La dette sociale a été apurée cela n'est-il pas déjà un gage de bonne volonté du gouvernement ?
M.S :
Attention, nous avons déposé une plate-forme qui comprenait trois (3) points. Le gouvernement n'a satisfait que un (1) point de cette plate-forme, qui est la dette sociale. Et là aussi cela a été fait au forceps. Cela nous réjouit. Mais ça ne suffit pas pour parler de la bonne volonté du gouvernement dans la résolution de l'ensemble des problèmes des enseignants-chercheurs. Une fois de plus c'est une dette, donc quelque chose que nous demandions depuis longtemps pour un travail déjà fait. Le gouvernement l'a reconnu et l'a apuré. Il est difficile d'en user comme un indicateur de la bonne foi du gouvernement.

Par ces temps de crise mondiale et au moment où partout les travailleurs se battent pour sauver leurs emplois, votre position n'est-elle pas difficile à soutenir ?
M.S :
N'opposez pas une revendication pour améliorer les conditions de travail à une stratégie pour rechercher l'emploi ou pour le sauver. Les mouvements sociaux ont pour but de chercher à améliorer les conditions de vie et de travail des employés. Les mouvements sociaux ne sont pas faits pour déstabiliser ni les institutions, ni le patronat. Mieux, ils aident à mieux faire marcher les institutions parce que les travailleurs identifient les insuffisances et demandent au patronat d'avoir un œil bienveillant en apportant des solutions à ces problèmes. Quand vous dites qu'il y a des gens qui sont en train de sauver leur emploi et vous, vous êtes en train de chercher à le perdre, quelque part vous nous demandez de démissionner. Démissionner par rapport à quoi ? Démissionner par rapport aux problèmes que nous rencontrons dans notre institution. Nous avons pris le courage de poser le problème et nous avons demandé au gouvernement d'avoir le courage de le résoudre.

De plus en plus le spectre de l'année blanche pointe à l'horizon. Cela vous préoccupe-t-il ?
M.S :
Nous sommes un partenaire social qui a posé des problèmes au gouvernement. Cette question nous aurions aimé que vous la posiez aussi au gouvernement. C'est de la diligente réaction du gouvernement que dépend l'issue de l'année. C'est aussi de cette même diligence que dépend la satisfaction des enseignants par conséquent la confiance qui sera rétablie entre le gouvernement et les enseignants. Demandez au gouvernement s'il n'est pas préoccupé sur l'éventualité d'une année blanche, question d'équilibrer l'information.

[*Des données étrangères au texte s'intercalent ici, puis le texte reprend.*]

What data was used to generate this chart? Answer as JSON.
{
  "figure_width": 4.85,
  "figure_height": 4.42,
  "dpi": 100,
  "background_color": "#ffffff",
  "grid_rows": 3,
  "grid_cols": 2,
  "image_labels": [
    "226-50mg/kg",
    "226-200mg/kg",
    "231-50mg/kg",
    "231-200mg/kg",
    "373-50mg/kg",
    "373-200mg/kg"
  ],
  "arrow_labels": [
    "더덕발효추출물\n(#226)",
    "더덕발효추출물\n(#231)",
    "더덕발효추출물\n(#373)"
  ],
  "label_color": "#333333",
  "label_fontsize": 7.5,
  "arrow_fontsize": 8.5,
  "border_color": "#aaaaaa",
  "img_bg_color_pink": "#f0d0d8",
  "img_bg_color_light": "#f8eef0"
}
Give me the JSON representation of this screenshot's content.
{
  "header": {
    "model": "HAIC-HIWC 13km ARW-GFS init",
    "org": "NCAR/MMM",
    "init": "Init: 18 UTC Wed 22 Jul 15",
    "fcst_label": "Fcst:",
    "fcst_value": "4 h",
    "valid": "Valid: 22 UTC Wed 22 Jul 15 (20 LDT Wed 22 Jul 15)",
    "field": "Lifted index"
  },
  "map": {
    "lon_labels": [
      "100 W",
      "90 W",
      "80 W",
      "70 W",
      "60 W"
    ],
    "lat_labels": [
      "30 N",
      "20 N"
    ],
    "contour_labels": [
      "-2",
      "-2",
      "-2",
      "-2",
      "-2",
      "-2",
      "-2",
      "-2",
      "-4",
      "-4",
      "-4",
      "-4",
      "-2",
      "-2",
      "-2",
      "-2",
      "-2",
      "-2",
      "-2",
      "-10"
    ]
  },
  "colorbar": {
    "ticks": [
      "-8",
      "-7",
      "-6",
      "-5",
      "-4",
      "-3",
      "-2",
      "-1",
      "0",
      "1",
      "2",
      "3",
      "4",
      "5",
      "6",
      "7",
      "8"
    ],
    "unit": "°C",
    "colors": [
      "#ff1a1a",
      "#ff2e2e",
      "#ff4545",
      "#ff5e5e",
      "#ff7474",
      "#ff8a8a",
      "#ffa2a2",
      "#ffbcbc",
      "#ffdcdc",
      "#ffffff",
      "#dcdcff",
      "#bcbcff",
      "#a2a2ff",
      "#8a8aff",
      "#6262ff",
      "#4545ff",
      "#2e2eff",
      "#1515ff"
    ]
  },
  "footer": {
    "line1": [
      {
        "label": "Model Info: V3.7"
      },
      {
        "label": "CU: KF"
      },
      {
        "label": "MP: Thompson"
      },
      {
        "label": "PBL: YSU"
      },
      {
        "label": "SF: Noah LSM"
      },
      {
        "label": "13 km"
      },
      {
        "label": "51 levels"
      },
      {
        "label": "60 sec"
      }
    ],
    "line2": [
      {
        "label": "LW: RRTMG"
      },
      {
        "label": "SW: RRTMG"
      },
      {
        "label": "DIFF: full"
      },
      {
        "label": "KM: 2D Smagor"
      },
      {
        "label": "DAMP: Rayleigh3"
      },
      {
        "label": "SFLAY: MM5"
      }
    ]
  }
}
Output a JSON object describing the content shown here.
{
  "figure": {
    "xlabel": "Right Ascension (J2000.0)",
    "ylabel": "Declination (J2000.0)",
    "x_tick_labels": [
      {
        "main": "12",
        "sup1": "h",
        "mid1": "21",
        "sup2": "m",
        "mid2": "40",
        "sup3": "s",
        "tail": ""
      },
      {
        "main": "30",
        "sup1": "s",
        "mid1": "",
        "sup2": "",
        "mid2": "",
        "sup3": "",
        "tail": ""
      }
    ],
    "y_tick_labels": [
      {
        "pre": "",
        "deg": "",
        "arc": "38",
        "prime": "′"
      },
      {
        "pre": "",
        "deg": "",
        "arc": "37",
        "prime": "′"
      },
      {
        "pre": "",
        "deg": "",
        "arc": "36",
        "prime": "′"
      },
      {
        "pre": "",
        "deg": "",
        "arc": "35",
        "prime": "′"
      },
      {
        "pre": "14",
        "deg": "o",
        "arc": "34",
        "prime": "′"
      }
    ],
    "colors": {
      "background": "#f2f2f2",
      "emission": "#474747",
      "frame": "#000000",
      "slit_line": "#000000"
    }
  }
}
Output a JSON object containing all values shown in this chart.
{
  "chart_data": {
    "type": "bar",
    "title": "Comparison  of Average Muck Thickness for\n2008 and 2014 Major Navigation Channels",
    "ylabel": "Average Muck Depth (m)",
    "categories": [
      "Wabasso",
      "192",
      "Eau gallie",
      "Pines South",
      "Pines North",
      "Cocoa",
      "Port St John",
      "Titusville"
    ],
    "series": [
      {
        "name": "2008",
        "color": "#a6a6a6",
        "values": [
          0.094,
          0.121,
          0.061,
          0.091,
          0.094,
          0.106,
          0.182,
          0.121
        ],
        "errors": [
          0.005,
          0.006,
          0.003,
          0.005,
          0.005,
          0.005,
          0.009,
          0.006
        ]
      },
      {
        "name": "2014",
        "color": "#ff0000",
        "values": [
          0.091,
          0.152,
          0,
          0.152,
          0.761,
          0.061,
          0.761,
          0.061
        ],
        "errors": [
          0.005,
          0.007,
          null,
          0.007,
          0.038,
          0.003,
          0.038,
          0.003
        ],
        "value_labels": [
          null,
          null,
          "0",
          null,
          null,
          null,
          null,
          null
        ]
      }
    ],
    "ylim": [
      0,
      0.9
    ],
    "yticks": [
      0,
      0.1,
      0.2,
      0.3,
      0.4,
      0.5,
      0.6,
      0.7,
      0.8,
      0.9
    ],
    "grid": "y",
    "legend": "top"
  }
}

Ne craignez-vous pas que l'opinion publique se retourne contre vous, parce que quoi qu'on dise ce sont les enseignants qui ne vont pas en
classe ?
M.S :
Nous avons engagé un mouvement social et nous ne sommes pas satisfaits. Vous posez déjà le problème de l'arrêt du mouvement alors que le gouvernement prétendait être disposé à résoudre le problème et entre temps se rétracte pour je ne sais quelles raisons. L'opinion publique devra essayer d'analyser la situation. Nous sommes face au gouvernement et l'opinion doit aussi juger le gouvernement.

L'état des négociations peut quand même vous motiver à céder une marge pour sauver les victimes que sont les étudiants.
M.S :
La situation des négociations à l'heure actuelle ne nous donne pas satisfaction. Nous avons demandé d'améliorer notre condition de travail. Ce qui n'a pas été encore fait. Si nous arrêtons le mouvement, non seulement, cette opinion qui nous était favorable n'aura plus confiance en nous. Et à juste raison parce qu'elle dira que ces messieurs ne savent pas ce qu'ils veulent. Pire, désormais, ça pourrait servir de stratégie pour le gouvernement. Quand un mouvement va naître, il suffira d'avoir des problèmes de conscience pour sauver l'année et vous arrêtez. Si vous reprenez, le gouvernement va se cacher derrière ce problème de conscience pour se frotter les mains puisque les problèmes ne seront plus résolus. Il ne faut pas aider le gouvernement à développer des stratégies machiavéliques contre les travailleurs. Il faudra que le gouvernement soit bienveillant dans le traitement des dossiers.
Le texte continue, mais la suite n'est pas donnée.